John Callaway (August 22, 1936 – June 23, 2009) was an American journalist, who appeared on radio and television as a host, interviewer and moderator. He was the original host of Chicago Tonight, a nightly news program broadcast on the Chicago, Illinois television station WTTW, serving in that role from 1984 to 1999.
John Callaway was born and raised in New Martinsville, West Virginia, in 1936. While growing up John's father owned a weekly newspaper. After his father became ill, hospital bills left him unable to help pay for college. Callaway had already accrued $800 in loans and a job as a dishwasher could not cover his expenses. He dropped out of Ohio Wesleyan University after a little more than a year in college, telling the dean that he was dropping out of school temporarily and was hoping to earn enough money at the steel mills in the Chicago area to pay for the remainder of his college studies.
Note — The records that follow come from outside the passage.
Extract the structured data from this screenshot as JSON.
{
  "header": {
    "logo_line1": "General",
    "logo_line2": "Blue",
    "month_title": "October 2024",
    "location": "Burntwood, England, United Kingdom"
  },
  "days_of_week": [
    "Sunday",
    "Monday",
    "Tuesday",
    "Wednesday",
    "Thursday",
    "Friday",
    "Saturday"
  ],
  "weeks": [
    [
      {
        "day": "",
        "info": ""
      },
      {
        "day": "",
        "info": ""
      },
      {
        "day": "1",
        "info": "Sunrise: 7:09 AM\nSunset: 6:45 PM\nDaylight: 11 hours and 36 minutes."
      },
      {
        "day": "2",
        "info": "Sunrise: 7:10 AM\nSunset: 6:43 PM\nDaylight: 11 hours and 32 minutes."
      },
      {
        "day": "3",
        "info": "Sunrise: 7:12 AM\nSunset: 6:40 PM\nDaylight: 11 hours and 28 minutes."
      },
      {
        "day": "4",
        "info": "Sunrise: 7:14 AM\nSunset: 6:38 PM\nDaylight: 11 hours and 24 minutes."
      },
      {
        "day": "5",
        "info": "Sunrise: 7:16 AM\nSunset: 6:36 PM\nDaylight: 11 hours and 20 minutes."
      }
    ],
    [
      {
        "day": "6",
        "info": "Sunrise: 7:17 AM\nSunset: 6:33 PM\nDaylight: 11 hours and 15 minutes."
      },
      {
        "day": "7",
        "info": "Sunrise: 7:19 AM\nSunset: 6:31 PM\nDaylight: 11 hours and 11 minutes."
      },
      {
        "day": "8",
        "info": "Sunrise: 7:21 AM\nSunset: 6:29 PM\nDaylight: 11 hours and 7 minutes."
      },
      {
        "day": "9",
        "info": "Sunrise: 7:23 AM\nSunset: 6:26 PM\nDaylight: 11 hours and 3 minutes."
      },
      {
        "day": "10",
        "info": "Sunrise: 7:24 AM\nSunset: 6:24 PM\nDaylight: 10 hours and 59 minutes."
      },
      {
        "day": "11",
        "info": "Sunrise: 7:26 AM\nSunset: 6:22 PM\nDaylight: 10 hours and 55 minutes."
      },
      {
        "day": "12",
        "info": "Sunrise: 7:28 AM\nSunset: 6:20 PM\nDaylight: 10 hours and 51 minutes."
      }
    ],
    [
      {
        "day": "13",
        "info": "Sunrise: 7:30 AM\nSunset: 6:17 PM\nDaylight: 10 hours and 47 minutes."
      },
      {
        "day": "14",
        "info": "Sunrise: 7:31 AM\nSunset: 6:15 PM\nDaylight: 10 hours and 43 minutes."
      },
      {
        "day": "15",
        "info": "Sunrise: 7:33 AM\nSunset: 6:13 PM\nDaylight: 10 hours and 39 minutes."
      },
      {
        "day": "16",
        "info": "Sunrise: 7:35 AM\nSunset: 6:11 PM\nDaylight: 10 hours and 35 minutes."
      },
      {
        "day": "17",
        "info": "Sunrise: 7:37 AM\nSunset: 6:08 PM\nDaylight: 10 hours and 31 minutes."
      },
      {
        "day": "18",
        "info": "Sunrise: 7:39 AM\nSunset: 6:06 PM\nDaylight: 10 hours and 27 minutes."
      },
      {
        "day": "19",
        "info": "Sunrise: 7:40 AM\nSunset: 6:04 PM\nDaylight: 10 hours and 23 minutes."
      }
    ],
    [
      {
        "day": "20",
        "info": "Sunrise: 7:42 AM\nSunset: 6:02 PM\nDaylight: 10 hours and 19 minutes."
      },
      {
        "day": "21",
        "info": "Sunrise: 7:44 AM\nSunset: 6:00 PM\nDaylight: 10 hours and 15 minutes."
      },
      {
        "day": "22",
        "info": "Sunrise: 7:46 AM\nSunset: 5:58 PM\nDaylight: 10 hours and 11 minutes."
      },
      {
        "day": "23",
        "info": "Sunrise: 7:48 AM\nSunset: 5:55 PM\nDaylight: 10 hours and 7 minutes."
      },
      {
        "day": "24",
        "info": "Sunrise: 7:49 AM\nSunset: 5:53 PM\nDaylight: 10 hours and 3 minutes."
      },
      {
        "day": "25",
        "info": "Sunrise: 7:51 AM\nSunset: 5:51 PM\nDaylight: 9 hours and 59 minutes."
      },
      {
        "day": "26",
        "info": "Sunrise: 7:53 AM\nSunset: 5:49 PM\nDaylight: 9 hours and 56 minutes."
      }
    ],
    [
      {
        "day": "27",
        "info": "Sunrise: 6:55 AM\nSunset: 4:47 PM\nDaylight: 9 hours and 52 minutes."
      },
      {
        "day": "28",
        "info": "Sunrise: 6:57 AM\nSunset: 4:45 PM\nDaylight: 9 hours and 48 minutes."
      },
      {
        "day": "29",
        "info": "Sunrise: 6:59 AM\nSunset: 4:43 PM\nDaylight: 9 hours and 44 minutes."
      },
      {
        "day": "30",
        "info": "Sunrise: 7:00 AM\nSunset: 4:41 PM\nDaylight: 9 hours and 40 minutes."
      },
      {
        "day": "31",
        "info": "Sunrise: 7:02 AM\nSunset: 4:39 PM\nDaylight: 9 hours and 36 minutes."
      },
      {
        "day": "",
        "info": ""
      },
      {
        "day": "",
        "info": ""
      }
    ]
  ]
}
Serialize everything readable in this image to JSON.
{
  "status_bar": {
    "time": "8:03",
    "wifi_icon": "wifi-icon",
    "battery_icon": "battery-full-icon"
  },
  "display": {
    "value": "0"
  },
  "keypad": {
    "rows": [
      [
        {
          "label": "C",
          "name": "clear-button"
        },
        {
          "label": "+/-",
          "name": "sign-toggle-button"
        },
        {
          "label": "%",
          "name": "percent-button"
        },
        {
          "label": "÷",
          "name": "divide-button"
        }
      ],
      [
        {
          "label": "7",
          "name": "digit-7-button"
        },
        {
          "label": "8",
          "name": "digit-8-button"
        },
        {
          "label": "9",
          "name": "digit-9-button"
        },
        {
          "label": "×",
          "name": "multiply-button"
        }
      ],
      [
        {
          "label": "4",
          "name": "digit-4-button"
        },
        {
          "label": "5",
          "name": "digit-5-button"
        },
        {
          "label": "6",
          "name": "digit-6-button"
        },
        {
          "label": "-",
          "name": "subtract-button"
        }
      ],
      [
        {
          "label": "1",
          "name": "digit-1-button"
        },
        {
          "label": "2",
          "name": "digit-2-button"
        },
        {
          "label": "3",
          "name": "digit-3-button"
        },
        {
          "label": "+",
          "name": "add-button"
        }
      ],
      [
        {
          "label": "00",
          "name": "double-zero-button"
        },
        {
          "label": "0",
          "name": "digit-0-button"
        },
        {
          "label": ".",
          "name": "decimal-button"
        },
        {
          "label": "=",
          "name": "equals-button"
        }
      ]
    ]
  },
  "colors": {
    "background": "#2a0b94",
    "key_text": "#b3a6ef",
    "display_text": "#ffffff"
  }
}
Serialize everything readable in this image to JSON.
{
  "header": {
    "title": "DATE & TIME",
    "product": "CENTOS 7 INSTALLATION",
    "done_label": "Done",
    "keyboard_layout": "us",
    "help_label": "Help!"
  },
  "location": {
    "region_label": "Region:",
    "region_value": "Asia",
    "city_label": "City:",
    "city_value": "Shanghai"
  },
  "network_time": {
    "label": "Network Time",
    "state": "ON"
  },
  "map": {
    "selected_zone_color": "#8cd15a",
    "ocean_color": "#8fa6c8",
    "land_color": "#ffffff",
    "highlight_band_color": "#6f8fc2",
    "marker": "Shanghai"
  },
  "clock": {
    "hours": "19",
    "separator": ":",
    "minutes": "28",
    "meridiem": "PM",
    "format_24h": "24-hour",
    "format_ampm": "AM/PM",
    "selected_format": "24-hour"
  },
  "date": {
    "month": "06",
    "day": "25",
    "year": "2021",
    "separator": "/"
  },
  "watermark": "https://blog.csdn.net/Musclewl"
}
The dean gave him $50, almost all of which was spent until he had only 71 cents left. He hitchhiked to Chicago through Ohio and Indiana, and was given a train ticket on the South Shore Line, arriving at Randolph Street Station on February 6, 1956, with the 71 cents in his pocket and immediately fell in love with the city.
He worked in a series of odd jobs, and was told that the steel mill idea wouldn't work out. He took acting classes at night, which lasted until his instructor told him "Callaway, you're the worst actor I've ever had the pleasure of working with." He went on to tell him about a position that would fit with his father's career, where reporters could enjoy the free food available at political dinners.
This led Callaway to his first media job, at Chicago's City News Bureau, where he was employed as a police reporter. He was hired in 1957 by WBBM-TV and its associated radio stations, a CBS affiliate, as a reporter and documentary producer. There he won several national awards for The House Divided, a 13-segment documentary on the civil rights movement in the United States. As WBBM's News Director, he oversaw the station's 1968 conversion to an all-news radio format. He came back to Chicago in 1973 after being employed in New York City as a vice president of CBS Radio, and became the WBBM-TV lead reporter.